Each mode has its own approach to applying permissions. In both modes, we use the chmod command.

chmod [permission] [file_name/directory]

Symbolic Mode
In this mode, we use English alphabet letters to apply permissions to different groups for a file. In defining these permissions, we use the letter u for the user and owner of the file, the letter g for the group, and o for other cases where we need to apply permissions to them.

Other letters that are placed in front of each of these letters indicate the level of access applied to that section. To do this, we put an = sign in front of the letter related to that class or section, and then define the access level for reading or read with the letter r, for writing or write with the letter w, and for execution or execute with the letter x.

For example, we use the following command to apply full permissions to a file in all sections:

chmod u=rwx,g=rwx,o=rwx [file_name]

To set the permissions for the test.txt file to the state described in the previous text:

• Read and write access for the user
• Read access for group members
• Read access for other system users

We use this command:

chmod u=rw,g=r,o=r test.txt

Absolute Mode
In absolute mode, we use the octal number system, or base 8, to apply permissions to your files. This mode is faster because it is less complex than the commands related to symbolic mode.

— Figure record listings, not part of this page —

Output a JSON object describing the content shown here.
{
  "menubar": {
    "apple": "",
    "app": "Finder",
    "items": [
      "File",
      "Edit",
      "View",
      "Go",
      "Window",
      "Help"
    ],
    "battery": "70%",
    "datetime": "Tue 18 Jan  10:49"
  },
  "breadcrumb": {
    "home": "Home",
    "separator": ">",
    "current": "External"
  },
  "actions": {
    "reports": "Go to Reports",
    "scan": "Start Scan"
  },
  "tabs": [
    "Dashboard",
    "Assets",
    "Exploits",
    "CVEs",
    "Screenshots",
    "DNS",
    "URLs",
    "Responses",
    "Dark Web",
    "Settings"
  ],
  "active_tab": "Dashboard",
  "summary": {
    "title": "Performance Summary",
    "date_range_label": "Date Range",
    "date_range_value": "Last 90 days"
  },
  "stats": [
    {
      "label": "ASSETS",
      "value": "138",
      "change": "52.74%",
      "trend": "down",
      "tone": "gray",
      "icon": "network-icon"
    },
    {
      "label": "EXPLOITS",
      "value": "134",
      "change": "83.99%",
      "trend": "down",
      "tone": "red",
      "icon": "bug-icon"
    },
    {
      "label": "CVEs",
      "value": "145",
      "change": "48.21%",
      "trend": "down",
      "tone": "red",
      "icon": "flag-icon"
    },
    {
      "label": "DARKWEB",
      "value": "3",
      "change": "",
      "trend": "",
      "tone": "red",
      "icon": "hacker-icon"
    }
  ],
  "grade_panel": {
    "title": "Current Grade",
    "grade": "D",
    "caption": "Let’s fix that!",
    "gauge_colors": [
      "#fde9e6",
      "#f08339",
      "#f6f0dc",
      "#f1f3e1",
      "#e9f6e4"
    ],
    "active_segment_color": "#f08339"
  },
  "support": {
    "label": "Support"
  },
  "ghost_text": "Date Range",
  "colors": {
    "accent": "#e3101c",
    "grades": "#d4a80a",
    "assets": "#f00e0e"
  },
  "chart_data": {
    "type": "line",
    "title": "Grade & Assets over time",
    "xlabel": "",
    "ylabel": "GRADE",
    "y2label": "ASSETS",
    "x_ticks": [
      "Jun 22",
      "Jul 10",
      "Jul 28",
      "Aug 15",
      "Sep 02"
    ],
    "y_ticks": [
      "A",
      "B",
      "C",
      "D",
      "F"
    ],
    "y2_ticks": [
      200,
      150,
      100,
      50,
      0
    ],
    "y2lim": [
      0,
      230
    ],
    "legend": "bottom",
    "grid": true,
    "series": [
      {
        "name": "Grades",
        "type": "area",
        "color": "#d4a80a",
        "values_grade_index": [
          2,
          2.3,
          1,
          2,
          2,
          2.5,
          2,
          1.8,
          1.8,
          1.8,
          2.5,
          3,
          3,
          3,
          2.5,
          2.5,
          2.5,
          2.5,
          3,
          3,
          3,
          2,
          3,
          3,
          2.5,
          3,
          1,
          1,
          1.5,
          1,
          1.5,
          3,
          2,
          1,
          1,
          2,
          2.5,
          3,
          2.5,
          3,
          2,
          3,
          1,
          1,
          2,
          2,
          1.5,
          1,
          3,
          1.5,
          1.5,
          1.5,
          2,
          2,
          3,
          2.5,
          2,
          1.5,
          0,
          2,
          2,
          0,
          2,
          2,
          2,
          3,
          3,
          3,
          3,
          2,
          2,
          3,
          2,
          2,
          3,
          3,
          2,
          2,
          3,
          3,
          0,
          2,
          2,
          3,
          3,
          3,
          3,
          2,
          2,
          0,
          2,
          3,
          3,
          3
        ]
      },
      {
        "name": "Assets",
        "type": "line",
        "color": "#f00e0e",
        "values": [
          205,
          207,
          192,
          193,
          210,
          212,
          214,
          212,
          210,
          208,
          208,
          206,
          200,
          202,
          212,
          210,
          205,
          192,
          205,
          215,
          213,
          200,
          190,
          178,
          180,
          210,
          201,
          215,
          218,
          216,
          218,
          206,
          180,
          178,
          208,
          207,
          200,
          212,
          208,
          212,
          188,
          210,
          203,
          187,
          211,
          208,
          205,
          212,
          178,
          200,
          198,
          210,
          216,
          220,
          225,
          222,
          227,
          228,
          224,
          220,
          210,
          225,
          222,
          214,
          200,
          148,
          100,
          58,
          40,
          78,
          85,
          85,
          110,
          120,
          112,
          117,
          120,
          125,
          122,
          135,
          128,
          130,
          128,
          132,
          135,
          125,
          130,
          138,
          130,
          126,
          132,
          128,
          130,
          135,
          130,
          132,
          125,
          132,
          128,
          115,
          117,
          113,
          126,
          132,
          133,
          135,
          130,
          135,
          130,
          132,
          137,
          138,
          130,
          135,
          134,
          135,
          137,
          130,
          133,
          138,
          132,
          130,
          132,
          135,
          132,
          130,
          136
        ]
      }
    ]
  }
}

Instead of symbols or letters, absolute mode uses a number system to apply permissions:

• The number 4 means read access
• The number 2 means write access.
• The number 1 means execute access.
• The number 0 means that no access is granted.

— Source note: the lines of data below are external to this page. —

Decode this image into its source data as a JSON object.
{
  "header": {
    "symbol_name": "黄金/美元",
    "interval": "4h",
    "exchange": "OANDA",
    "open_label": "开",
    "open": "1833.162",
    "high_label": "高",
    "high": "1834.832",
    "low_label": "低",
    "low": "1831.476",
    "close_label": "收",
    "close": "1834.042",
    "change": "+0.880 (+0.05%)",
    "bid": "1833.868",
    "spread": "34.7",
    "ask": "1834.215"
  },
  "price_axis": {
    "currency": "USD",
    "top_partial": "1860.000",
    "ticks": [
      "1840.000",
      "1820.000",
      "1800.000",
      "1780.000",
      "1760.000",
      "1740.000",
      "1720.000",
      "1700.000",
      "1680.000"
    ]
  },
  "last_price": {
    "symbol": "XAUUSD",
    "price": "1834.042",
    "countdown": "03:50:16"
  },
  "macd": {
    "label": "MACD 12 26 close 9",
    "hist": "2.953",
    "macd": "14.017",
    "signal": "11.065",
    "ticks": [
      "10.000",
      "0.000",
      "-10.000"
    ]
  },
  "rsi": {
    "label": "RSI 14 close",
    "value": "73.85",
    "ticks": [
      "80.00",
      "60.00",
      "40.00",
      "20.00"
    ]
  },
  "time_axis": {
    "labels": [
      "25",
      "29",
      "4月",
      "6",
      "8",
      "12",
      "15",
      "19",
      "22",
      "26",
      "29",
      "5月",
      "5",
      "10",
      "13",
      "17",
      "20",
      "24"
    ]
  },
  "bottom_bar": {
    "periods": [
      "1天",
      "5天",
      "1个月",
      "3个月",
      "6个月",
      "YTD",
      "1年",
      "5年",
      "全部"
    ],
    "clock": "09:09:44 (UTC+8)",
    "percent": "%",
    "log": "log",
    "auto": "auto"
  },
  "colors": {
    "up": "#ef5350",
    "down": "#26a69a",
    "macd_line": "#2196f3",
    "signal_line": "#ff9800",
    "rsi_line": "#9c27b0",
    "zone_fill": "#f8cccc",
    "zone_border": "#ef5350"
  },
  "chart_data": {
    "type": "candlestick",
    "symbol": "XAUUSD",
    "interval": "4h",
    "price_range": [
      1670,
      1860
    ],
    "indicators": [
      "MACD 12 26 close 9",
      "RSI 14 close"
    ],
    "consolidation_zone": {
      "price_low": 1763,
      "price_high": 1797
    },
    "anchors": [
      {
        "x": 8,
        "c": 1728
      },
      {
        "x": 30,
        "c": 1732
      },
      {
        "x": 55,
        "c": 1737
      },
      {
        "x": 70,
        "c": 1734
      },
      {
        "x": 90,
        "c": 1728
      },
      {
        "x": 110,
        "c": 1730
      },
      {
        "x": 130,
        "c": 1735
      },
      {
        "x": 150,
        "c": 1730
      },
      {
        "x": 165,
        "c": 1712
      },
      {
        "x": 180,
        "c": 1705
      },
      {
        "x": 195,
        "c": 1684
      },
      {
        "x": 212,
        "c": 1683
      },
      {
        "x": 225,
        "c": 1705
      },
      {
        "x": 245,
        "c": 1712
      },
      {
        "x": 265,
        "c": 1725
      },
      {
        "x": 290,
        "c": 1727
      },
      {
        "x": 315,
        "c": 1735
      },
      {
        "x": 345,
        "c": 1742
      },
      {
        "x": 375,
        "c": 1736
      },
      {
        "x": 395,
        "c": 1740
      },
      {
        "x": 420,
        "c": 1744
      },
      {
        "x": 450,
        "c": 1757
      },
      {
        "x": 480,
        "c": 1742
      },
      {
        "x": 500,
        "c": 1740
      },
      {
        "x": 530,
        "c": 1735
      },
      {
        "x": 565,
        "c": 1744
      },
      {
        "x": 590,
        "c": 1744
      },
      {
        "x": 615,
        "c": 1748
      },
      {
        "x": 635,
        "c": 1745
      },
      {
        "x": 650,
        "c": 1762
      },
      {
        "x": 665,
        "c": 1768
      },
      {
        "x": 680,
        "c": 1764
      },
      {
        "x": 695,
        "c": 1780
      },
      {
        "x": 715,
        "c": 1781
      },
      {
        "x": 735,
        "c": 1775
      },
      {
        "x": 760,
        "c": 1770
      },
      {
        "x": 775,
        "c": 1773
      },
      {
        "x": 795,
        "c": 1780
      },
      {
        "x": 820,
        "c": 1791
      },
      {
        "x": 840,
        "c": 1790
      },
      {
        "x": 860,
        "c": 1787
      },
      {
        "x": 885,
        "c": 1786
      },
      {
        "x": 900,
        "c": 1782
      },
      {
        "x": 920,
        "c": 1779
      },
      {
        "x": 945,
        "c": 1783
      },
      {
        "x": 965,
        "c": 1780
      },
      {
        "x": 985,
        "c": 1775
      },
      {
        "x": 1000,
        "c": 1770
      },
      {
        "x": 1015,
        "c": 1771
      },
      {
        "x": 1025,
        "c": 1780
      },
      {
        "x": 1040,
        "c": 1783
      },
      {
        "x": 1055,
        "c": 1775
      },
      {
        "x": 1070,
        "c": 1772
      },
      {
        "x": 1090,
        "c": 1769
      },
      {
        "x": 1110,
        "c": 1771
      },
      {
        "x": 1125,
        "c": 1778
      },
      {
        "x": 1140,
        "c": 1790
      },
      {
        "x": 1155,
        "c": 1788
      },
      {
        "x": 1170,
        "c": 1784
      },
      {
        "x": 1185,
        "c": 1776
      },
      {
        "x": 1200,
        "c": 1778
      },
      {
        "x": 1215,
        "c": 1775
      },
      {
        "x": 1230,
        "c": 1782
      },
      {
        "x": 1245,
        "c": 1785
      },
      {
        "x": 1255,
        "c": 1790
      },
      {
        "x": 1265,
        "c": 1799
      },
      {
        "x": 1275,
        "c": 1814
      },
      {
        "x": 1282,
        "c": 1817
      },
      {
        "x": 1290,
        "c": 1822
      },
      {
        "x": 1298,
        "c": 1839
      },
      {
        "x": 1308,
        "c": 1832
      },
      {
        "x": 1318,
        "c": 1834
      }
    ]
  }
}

These numbers are added together to determine the access level. So the possibilities are as follows:

• The number 7 means granting read, write, and execute access.
• The number 6 means granting read and write access.
• The number 5 means granting read and execute access.
• The number 4 means granting read access.

Since you have to define access for each level (read, write, and execute access), the access command consists of three numbers. Each number represents the amount of access you grant to the user.

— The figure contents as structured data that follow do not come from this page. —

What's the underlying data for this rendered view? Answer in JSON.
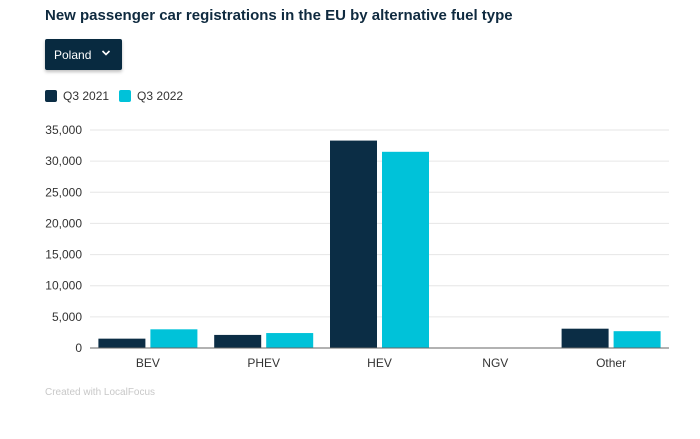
{
  "title": "New passenger car registrations in the EU by alternative fuel type",
  "dropdown": {
    "selected": "Poland"
  },
  "legend": {
    "items": [
      "Q3 2021",
      "Q3 2022"
    ]
  },
  "credit": "Created with LocalFocus",
  "colors": {
    "series1": "#0b2d45",
    "series2": "#00c2d9"
  },
  "chart_data": {
    "type": "bar",
    "title": "New passenger car registrations in the EU by alternative fuel type",
    "categories": [
      "BEV",
      "PHEV",
      "HEV",
      "NGV",
      "Other"
    ],
    "series": [
      {
        "name": "Q3 2021",
        "values": [
          1500,
          2100,
          33300,
          0,
          3100
        ]
      },
      {
        "name": "Q3 2022",
        "values": [
          3000,
          2400,
          31500,
          0,
          2700
        ]
      }
    ],
    "yticks": [
      "0",
      "5,000",
      "10,000",
      "15,000",
      "20,000",
      "25,000",
      "30,000",
      "35,000"
    ],
    "ylim": [
      0,
      35000
    ],
    "xlabel": "",
    "ylabel": "",
    "grid": true,
    "legend_position": "top-left"
  }
}
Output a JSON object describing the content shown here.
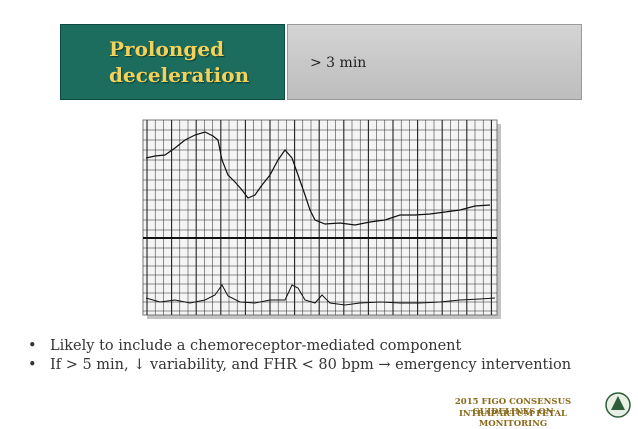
{
  "header": {
    "title_lines": [
      "Prolonged",
      "deceleration"
    ],
    "definition": "> 3 min"
  },
  "bullets": [
    "Likely to include a chemoreceptor-mediated component",
    "If > 5 min, ↓ variability, and FHR < 80 bpm → emergency intervention"
  ],
  "footer": {
    "lines": [
      "2015 FIGO CONSENSUS GUIDELINES ON",
      "INTRAPARTUM FETAL MONITORING"
    ]
  }
}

In symbolic mode, we used letters and symbols to apply access levels. Now we want to do this using absolute mode. To apply the same permissions to the test.txt file, we enter the command as follows:

chmod 644 test.txt

How to Change the Ownership of a File or Directory in Linux

Besides changing the permissions of a file or directory in Linux, you may also need to change their ownership. Both cases require root access.

Changing File Ownership
To change the ownership of a file, we use the chown command:

chown [user_name] [file_name/directory]

In this command, replace the [user_name] section with the username of the new owner of the file.

Changing Group Ownership
Also, to change the ownership of a group, we use the chgrp command:

chgrp [group_name] [file_name/directory]

You need to replace the [group_name] section with the name of the group that you want to own the files.